Moscow Children's Shadow Theatre didirikan pada 1944. Foto: Alexander Savelyev
Ketika memasuki Moscow Children's Shadow Theatre, saya disambut tulisan, "Apakah Anda ingin melihat bayangan kami? Kami menyimpannya di gudang." Saya tentu heran dengan gagasan bahwa orang dapat menyimpan bayangan di suatu tempat. Namun, ternyata maksud bayangan itu adalah wayang, yang hanya terlihat bayangannya saat pertunjukan karena tertutup oleh layar, dan pertunjukan tersebut dilakukan di gudang karena gedungnya sedang direnovasi.
Wayang kulit adalah sebuah kesenian kuno dari Timur. Kesenian ini muncul di Tiongkok pada periode Dinasti Han, sekitar 200 SM. Menurut legenda, Kaisar Wu dari Dinasti Han sangat hancur setelah kematian selir yang paling ia cintai. Pelayan kaisar berusaha menghidupkan kembali sang selir dengan membuat potongan sosoknya dari kulit keledai dan kain berwarna. Mereka tidak berani membuat boneka tiga dimensi dari perempuan yang sudah meninggal, mungkin karena alasan religius, namun wayangnya berhasil hidup di balik layar sutra.
Wayang kulit pertama kali hadir di Eropa pada 1767, dibawa oleh misionaris Prancis dari Tiongkok. Sementara Rusia baru mengenal kesenian kuno ini pada akhir abad ke-19.
Berbicara dengan Wayang
Aktris Larisa Volkova yang telah bekerja di teater itu sejak 1991 bercerita bahwa ia tidak diajari wayang kulit saat mengenyam pendidikan di sekolah drama. “Jadi, saya harus belajar semuanya sambil berjalan, dan saya memang butuh waktu untuk beradaptasi,” ungkap Volkova.
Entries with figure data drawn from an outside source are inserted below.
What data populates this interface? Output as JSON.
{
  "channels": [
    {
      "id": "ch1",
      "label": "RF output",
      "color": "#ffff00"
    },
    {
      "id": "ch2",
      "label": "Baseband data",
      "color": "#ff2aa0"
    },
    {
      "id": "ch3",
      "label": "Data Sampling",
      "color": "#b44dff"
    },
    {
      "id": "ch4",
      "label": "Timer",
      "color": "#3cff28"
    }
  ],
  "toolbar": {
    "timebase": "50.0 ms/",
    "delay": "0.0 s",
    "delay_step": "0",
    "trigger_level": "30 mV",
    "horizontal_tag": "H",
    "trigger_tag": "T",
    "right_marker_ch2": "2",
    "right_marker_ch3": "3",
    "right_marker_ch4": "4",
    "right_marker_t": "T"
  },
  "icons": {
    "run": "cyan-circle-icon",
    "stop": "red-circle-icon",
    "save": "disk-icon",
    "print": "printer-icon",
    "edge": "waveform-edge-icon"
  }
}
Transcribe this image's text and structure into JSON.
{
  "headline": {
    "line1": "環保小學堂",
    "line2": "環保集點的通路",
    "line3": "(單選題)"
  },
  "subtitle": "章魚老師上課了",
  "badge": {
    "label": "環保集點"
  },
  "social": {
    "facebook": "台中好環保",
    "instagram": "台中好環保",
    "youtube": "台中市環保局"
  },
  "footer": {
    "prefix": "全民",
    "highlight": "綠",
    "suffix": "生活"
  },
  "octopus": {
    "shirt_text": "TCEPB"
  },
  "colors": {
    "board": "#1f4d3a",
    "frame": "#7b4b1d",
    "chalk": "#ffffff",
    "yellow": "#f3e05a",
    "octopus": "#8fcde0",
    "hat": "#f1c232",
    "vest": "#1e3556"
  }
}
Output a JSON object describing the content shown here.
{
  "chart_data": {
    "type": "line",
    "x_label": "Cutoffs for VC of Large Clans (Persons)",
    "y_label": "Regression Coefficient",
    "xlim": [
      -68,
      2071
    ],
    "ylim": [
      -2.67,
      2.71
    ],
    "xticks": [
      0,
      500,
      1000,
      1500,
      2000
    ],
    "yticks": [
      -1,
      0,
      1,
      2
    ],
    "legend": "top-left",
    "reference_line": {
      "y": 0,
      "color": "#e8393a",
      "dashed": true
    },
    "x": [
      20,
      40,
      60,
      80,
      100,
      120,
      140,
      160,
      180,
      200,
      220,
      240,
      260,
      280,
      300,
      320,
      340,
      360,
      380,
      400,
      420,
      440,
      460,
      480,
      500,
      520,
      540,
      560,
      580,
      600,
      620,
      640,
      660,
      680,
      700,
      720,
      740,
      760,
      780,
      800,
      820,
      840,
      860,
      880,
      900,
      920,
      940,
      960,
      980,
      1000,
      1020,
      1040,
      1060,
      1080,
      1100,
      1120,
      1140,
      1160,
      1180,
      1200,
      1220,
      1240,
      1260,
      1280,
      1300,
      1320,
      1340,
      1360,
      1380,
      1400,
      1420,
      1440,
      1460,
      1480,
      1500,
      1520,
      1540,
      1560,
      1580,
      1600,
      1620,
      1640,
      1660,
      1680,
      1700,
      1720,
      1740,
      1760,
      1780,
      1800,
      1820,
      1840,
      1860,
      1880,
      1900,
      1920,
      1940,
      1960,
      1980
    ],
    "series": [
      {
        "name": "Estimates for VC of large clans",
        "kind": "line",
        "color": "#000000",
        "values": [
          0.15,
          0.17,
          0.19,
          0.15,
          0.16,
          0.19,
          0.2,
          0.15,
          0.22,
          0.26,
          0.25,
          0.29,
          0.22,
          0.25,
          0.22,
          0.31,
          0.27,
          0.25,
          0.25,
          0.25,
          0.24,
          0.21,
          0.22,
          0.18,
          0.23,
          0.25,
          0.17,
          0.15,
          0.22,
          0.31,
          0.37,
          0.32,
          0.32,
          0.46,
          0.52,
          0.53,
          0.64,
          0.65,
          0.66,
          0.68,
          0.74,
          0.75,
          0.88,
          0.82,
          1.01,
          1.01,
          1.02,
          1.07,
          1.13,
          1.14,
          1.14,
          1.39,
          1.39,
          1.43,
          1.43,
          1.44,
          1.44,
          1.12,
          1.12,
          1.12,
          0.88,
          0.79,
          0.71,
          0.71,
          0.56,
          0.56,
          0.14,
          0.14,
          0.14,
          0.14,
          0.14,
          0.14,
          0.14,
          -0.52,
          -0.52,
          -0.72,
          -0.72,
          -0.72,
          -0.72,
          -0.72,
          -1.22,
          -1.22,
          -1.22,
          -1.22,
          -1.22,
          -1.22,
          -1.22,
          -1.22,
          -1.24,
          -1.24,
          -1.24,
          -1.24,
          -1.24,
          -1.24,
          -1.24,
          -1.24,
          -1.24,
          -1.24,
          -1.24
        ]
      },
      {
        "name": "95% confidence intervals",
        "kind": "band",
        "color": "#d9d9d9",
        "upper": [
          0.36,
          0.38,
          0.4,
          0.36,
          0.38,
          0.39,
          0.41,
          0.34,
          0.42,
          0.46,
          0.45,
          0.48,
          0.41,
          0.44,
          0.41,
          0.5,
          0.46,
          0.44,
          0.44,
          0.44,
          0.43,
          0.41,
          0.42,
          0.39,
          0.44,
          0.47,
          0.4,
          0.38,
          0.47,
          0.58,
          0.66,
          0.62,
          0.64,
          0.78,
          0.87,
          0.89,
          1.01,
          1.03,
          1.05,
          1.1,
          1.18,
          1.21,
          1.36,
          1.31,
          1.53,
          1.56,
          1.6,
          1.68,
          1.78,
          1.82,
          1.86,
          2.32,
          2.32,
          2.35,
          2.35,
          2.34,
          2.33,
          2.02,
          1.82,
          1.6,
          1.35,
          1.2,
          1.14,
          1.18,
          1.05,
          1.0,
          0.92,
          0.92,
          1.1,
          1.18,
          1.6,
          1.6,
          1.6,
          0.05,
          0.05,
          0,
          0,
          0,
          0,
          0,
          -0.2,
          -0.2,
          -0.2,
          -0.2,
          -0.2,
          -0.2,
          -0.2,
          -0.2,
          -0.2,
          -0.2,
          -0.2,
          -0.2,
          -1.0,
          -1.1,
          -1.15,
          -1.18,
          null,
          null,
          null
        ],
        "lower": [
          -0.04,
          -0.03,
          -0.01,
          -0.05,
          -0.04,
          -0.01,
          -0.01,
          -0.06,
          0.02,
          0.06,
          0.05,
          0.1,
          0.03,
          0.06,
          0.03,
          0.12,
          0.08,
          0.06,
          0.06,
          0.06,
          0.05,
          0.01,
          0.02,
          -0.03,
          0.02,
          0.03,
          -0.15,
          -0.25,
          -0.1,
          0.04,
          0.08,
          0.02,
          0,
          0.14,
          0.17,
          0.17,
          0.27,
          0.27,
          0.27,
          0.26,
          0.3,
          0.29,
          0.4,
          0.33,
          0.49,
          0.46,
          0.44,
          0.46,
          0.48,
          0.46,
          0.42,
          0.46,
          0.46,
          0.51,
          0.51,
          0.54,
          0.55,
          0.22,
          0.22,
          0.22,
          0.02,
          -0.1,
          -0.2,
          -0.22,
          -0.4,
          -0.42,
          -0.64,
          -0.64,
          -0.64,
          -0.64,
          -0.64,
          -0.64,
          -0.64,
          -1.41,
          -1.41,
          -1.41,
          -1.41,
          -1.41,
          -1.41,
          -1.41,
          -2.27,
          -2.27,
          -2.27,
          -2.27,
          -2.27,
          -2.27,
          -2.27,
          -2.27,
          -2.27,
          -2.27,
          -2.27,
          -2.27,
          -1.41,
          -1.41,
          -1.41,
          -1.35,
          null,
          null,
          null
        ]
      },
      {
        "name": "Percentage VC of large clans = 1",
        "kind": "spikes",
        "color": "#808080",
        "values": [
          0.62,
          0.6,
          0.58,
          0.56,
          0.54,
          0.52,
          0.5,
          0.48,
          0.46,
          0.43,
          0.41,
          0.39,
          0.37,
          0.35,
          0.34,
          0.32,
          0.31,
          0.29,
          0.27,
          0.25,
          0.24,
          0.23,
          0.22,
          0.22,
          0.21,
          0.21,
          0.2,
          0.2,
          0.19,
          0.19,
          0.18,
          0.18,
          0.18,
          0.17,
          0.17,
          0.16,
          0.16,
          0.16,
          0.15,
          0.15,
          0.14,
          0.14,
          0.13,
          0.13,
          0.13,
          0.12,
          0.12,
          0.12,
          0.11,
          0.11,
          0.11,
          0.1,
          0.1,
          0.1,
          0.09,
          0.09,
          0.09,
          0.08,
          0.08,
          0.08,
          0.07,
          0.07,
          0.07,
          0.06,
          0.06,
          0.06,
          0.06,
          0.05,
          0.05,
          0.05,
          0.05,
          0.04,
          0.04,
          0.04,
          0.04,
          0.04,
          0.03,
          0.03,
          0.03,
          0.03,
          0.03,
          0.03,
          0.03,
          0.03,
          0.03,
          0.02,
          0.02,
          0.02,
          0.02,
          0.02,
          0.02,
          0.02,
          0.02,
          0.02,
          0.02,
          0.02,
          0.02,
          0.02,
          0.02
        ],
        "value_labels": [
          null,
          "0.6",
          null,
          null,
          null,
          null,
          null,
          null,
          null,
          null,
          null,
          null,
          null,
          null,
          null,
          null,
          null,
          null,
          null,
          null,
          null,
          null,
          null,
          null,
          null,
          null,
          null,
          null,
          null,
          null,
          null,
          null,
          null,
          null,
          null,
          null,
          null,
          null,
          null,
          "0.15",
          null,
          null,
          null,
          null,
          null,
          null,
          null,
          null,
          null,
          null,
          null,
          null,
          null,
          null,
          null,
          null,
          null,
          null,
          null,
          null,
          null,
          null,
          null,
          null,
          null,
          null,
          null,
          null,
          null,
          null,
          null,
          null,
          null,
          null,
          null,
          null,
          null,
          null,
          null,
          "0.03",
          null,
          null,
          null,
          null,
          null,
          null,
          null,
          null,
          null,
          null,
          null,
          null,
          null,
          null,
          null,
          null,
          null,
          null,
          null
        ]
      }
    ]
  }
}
Ia bergabung dengan teater tersebut segera setelah menyelesaikan sekolah. Awalnya, Larisa bekerja sebagai operator radio, kemudian ikut terlibat dalam lakon pendek, dan selanjutnya dipercaya untuk memegang bagian ekor harimau dalam sebuah lakon anak-anak.
Gedung pertunjukan Moscow Children's Shadow Theatre saat ini sedang direnovasi. Foto: Press Photo
“Di lakon ‘The Circus’, ada seekor harimau. Badannya digerakkan oleh seorang aktor, dan dua aktor lain menggerakkan kaki depan dan belakangnya. Saya terus memohon kepada sutradara, ‘Beri aku ekor!’. Ia menjawab, ‘Ekor itu sulit’. Saya tanya, ‘Apanya yang sulit? Aku hanya perlu memegangnya dan mengibas-ngibaskannya’. Dan sang sutradara menjawab, ‘Tidakkah kamu tahu ada naskah untuk ekornya?'
“Saya kira cuma harus mengibaskan ekor itu kesana-kemari, ternyata ada naskah! Jika saya menggerakkannya tidak sesuai naskah, ekor itu bisa-bisa berada di bawah pantat harimau dan akan terlihat jelek. Di samping itu, tokoh harimau punya temperamen dan karakter sendiri. Ketika gugup, ekornya bergerak ke sini, ketika melihat harimau betina, ekornya bergerak ke sana. Saya jadi sangat menyukai ekor itu dan bahkan berbicara dengannya," ungkap Larisa.
Wayang kulit adalah sebuah kesenian kuno dari Timur. Foto: Press Photo
Larisa tidak hanya berbicara dengan ekor, tetapi juga dengan wayang-wayang lain. “Wayang itu seperti anak. Tidak ada gunanya marah-marah kepada mereka. Anda hanya bisa mencoba menemukan cara untuk mendekati mereka. Jika Anda berhasil sepakat dengan mereka, semua perjuangan Anda akan terbayar,” ungkap Larisa.
Sherlock di Kerajaan Wayang
Salah satu lakon tertua di teater tersebut adalah “Sherlock”, yang dibuat berdasarkan tiga cerita dari Arthur Conan Doyle. Lakon ini akan dipertunjukkan untuk pertama kalinya di awal musim depan. Direktur pengelola gedung teater, Margarita Modestova, menjelaskan mereka ingin menarik perhatian khalayak remaja. “Untuk saat ini, kami adalah gedung teater untuk penonton anak-anak, yang setelah berusia 10-12 berhenti datang. Itulah mengapa kami memutuskan untuk menggarap Sherlock Holmes," ungkap Modestova.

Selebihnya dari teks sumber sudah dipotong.